In fact, in January, he dispelled a common assumption that he is of Afrikaner heritage, comparing himself to his literary hero JRR Tolkien in a social media post in which he wrote: ‘Small correction: I am from a British/English background, not an Afrikaner background (similar to JRR Tolkien, who was also born in South Africa).’
Small, nerdy and socially awkward, Musk was beaten up at school and at wilderness survival camps he described as ‘a paramilitary Lord Of The Flies’ to the point he was once hospitalised.
His ‘Jekyll and Hyde’ father, he claims, astonishingly took the bullies’ side and berated his son.

US politicians have expressed mounting concern over just how powerful Musk is becoming, especially since he owns a satellite network – Starlink – that provides internet coverage to Ukraine and is crucial to its war effort
‘Adversity shaped me. My pain threshold became very high,’ says Musk. Or did it make him thirst for revenge?
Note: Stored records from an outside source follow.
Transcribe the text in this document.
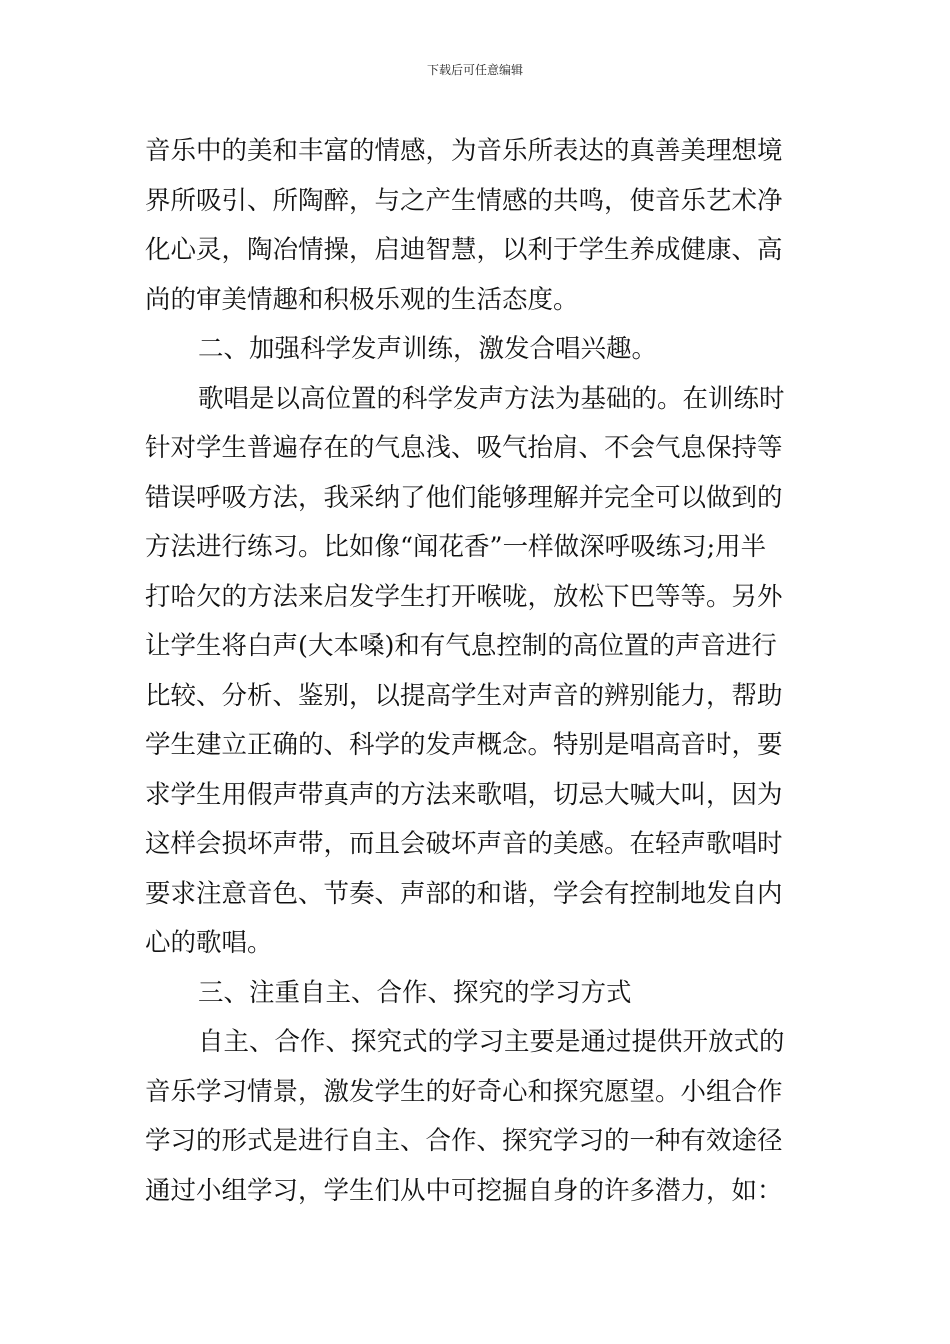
下载后可任意编辑
音乐中的美和丰富的情感，为音乐所表达的真善美理想境
界所吸引、所陶醉，与之产生情感的共鸣，使音乐艺术净
化心灵，陶冶情操，启迪智慧，以利于学生养成健康、高
尚的审美情趣和积极乐观的生活态度。
二、加强科学发声训练，激发合唱兴趣。
歌唱是以高位置的科学发声方法为基础的。在训练时
针对学生普遍存在的气息浅、吸气抬肩、不会气息保持等
错误呼吸方法，我采纳了他们能够理解并完全可以做到的
方法进行练习。比如像“闻花香”一样做深呼吸练习;用半
打哈欠的方法来启发学生打开喉咙，放松下巴等等。另外
让学生将白声(大本嗓)和有气息控制的高位置的声音进行
比较、分析、鉴别，以提高学生对声音的辨别能力，帮助
学生建立正确的、科学的发声概念。特别是唱高音时，要
求学生用假声带真声的方法来歌唱，切忌大喊大叫，因为
这样会损坏声带，而且会破坏声音的美感。在轻声歌唱时
要求注意音色、节奏、声部的和谐，学会有控制地发自内
心的歌唱。
三、注重自主、合作、探究的学习方式
自主、合作、探究式的学习主要是通过提供开放式的
音乐学习情景，激发学生的好奇心和探究愿望。小组合作
学习的形式是进行自主、合作、探究学习的一种有效途径
通过小组学习，学生们从中可挖掘自身的许多潜力，如：
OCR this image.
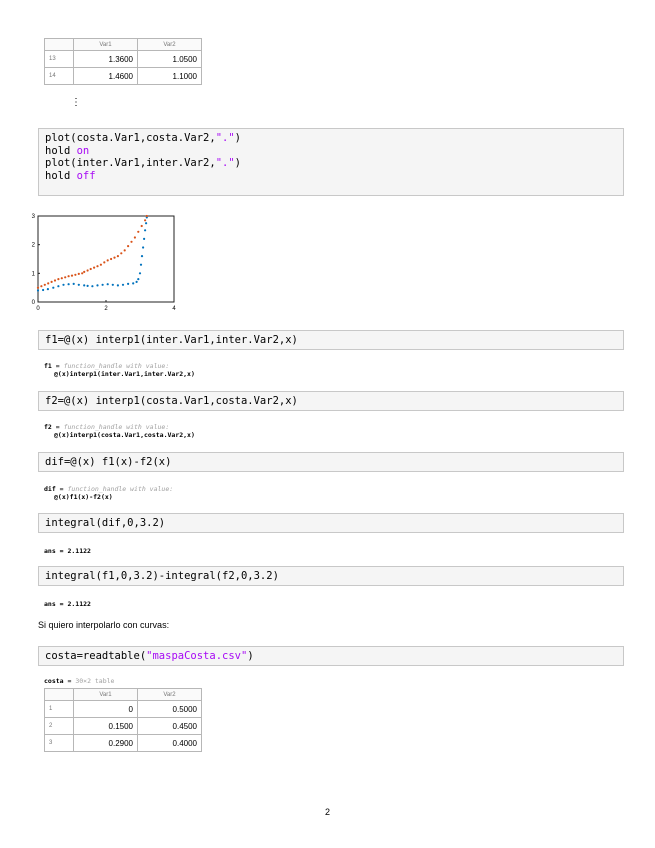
	Var1	Var2
13	1.3600	1.0500
14	1.4600	1.1000
⋮
plot(costa.Var1,costa.Var2,".")
hold on
plot(inter.Var1,inter.Var2,".")
hold off
0	2	4
0
1
2
3
f1=@(x) interp1(inter.Var1,inter.Var2,x)
f1 = function_handle with value:
@(x)interp1(inter.Var1,inter.Var2,x)
f2=@(x) interp1(costa.Var1,costa.Var2,x)
f2 = function_handle with value:
@(x)interp1(costa.Var1,costa.Var2,x)
dif=@(x) f1(x)-f2(x)
dif = function_handle with value:
@(x)f1(x)-f2(x)
integral(dif,0,3.2)
ans = 2.1122
integral(f1,0,3.2)-integral(f2,0,3.2)
ans = 2.1122
Si quiero interpolarlo con curvas:
costa=readtable("maspaCosta.csv")
costa = 30×2 table
	Var1	Var2
1	0	0.5000
2	0.1500	0.4500
3	0.2900	0.4000
2
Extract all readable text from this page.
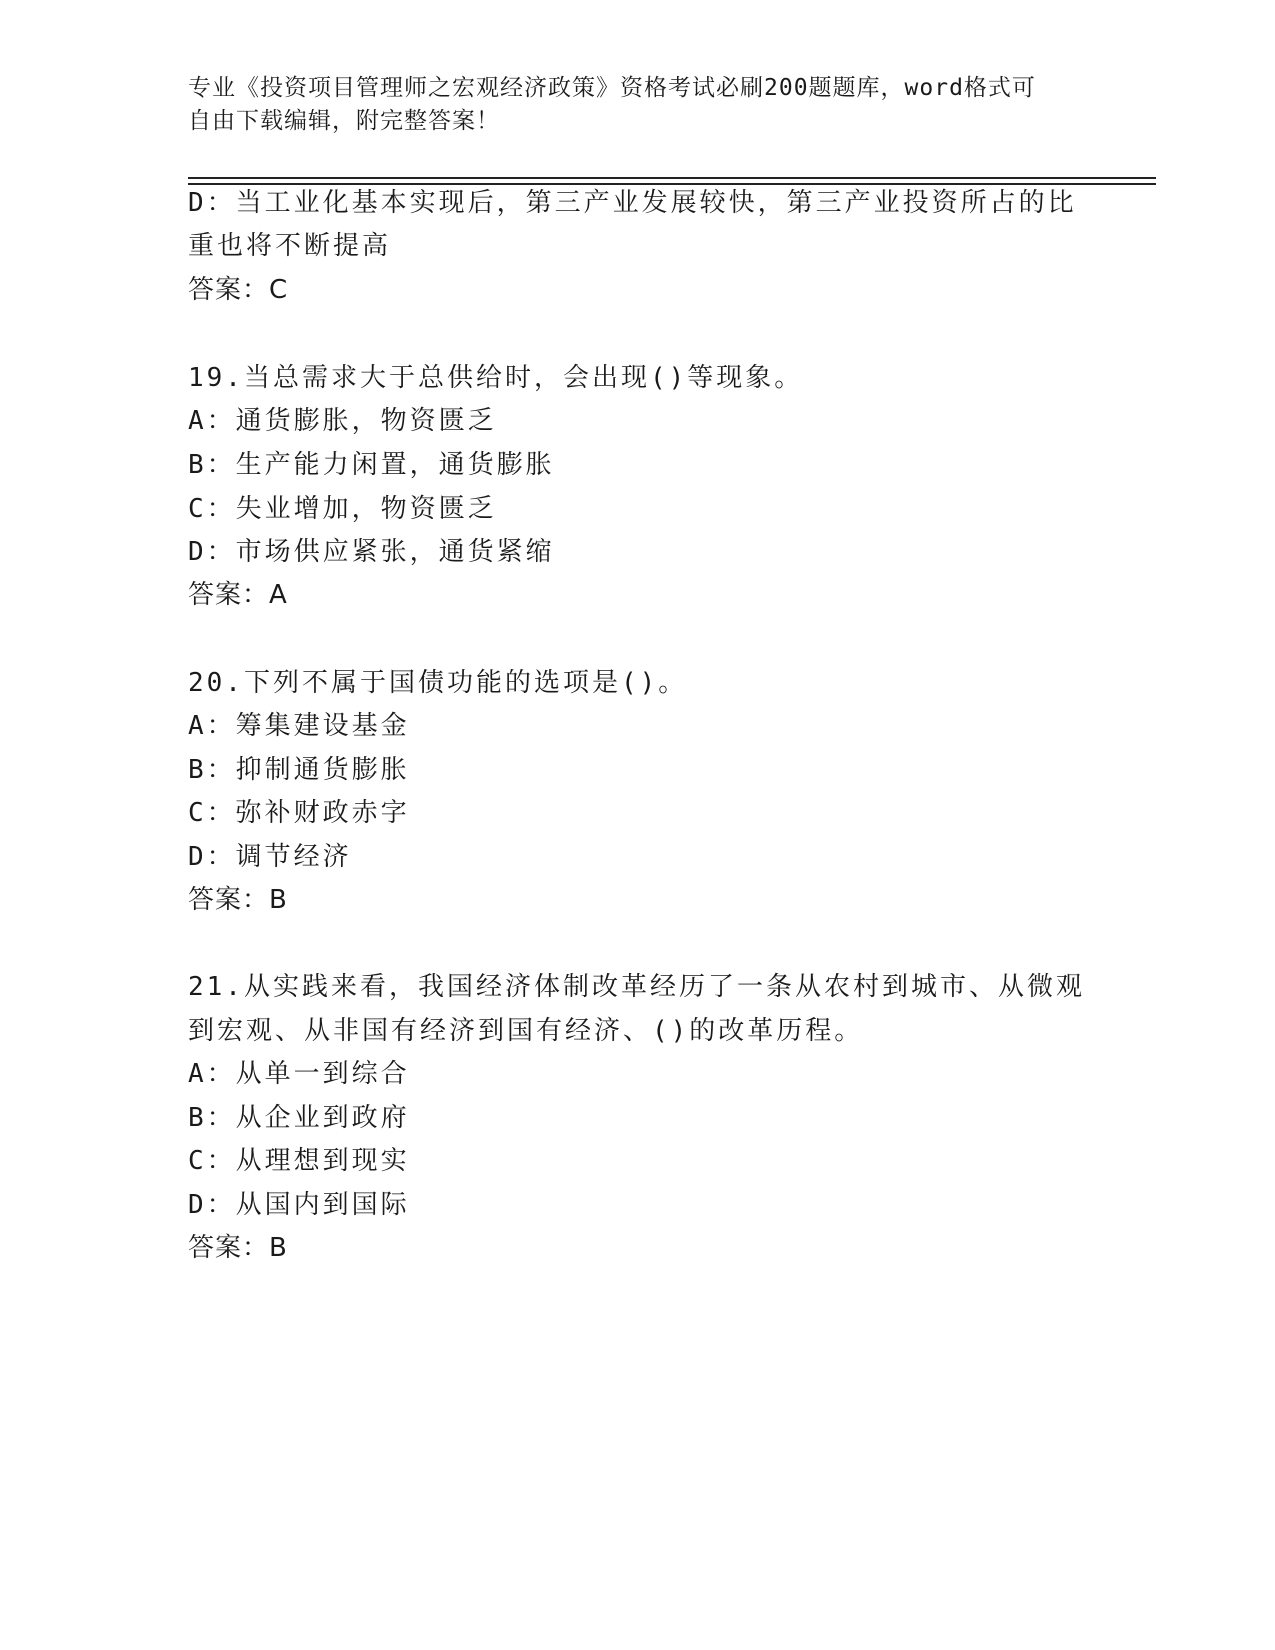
专业《投资项目管理师之宏观经济政策》资格考试必刷200题题库，word格式可
自由下载编辑，附完整答案！
D：当工业化基本实现后，第三产业发展较快，第三产业投资所占的比
重也将不断提高
答案：C
19.当总需求大于总供给时，会出现()等现象。
A：通货膨胀，物资匮乏
B：生产能力闲置，通货膨胀
C：失业增加，物资匮乏
D：市场供应紧张，通货紧缩
答案：A
20.下列不属于国债功能的选项是()。
A：筹集建设基金
B：抑制通货膨胀
C：弥补财政赤字
D：调节经济
答案：B
21.从实践来看，我国经济体制改革经历了一条从农村到城市、从微观
到宏观、从非国有经济到国有经济、()的改革历程。
A：从单一到综合
B：从企业到政府
C：从理想到现实
D：从国内到国际
答案：B
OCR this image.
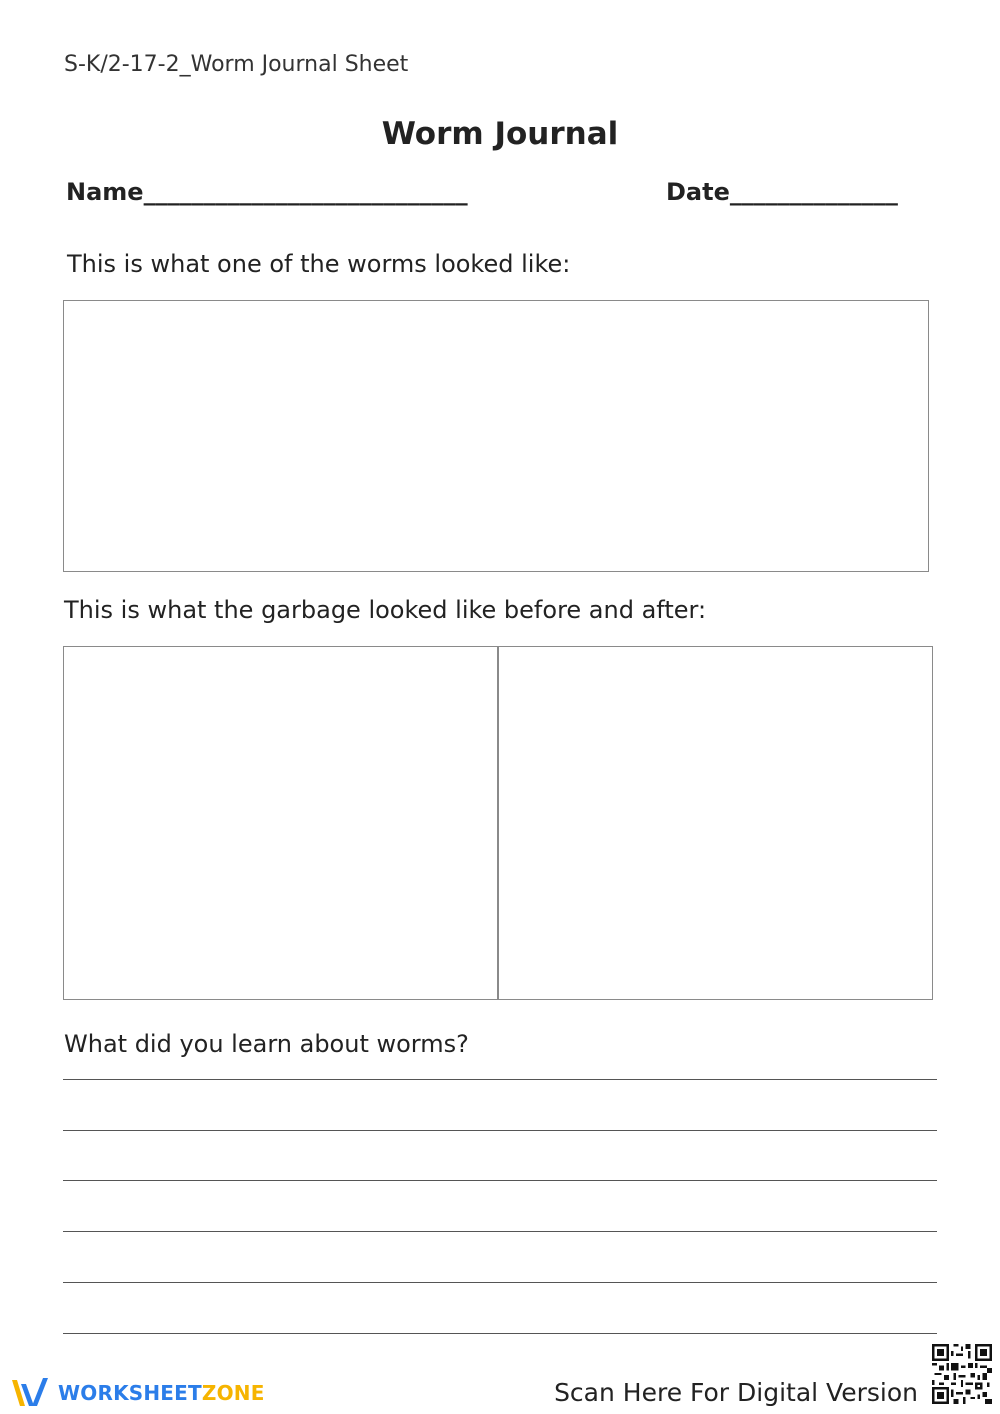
S-K/2-17-2_Worm Journal Sheet
Worm Journal
Name___________________________	Date______________
This is what one of the worms looked like:
This is what the garbage looked like before and after:
What did you learn about worms?
WORKSHEETZONE	Scan Here For Digital Version
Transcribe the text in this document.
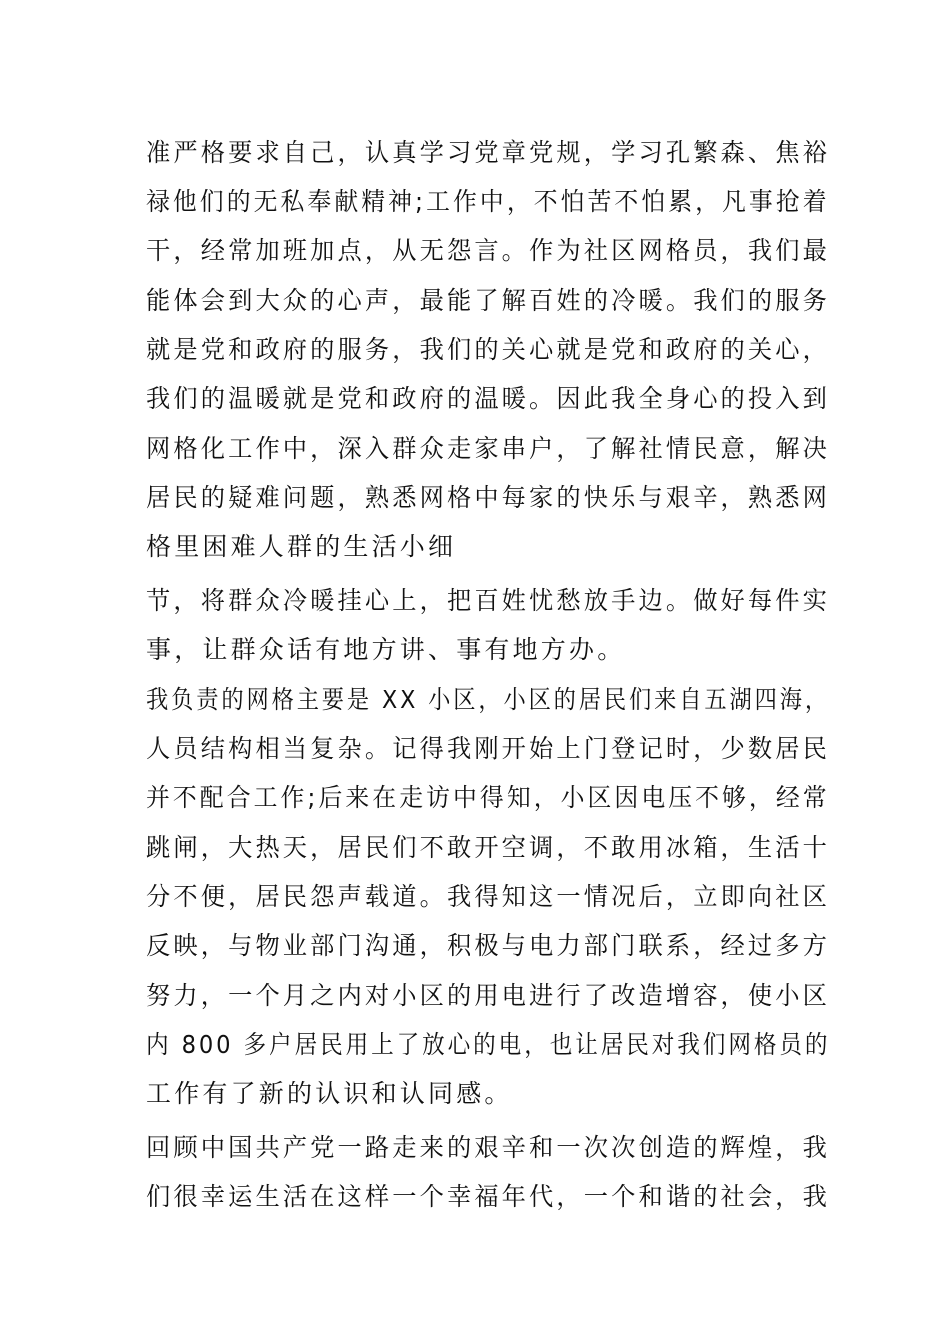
准严格要求自己，认真学习党章党规，学习孔繁森、焦裕
禄他们的无私奉献精神;工作中，不怕苦不怕累，凡事抢着
干，经常加班加点，从无怨言。作为社区网格员，我们最
能体会到大众的心声，最能了解百姓的冷暖。我们的服务
就是党和政府的服务，我们的关心就是党和政府的关心，
我们的温暖就是党和政府的温暖。因此我全身心的投入到
网格化工作中，深入群众走家串户，了解社情民意，解决
居民的疑难问题，熟悉网格中每家的快乐与艰辛，熟悉网
格里困难人群的生活小细
节，将群众冷暖挂心上，把百姓忧愁放手边。做好每件实
事，让群众话有地方讲、事有地方办。
我负责的网格主要是 XX 小区，小区的居民们来自五湖四海，
人员结构相当复杂。记得我刚开始上门登记时，少数居民
并不配合工作;后来在走访中得知，小区因电压不够，经常
跳闸，大热天，居民们不敢开空调，不敢用冰箱，生活十
分不便，居民怨声载道。我得知这一情况后，立即向社区
反映，与物业部门沟通，积极与电力部门联系，经过多方
努力，一个月之内对小区的用电进行了改造增容，使小区
内 800 多户居民用上了放心的电，也让居民对我们网格员的
工作有了新的认识和认同感。
回顾中国共产党一路走来的艰辛和一次次创造的辉煌，我
们很幸运生活在这样一个幸福年代，一个和谐的社会，我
Isaacson argued that Musk wanted to buy Twitter because, having suffered appallingly at school, he wanted control of the ‘world’s ultimate playground’.
In the US, politicians have expressed mounting concern over just how powerful Musk is becoming, especially since he owns a satellite network – Starlink – that provides internet coverage to Ukraine and is crucial to its war effort. (At one point, he reportedly considered pulling the service from Ukraine as he feared it was singling him out for Moscow’s disfavour.)
At the same time, he is a great believer in the controversial Silicon Valley mantra that business success comes from ‘disruption’, from shaking up the status quo.
He’s certainly trying to do that now in Britain, just as the edges of our social fabric begin to fray.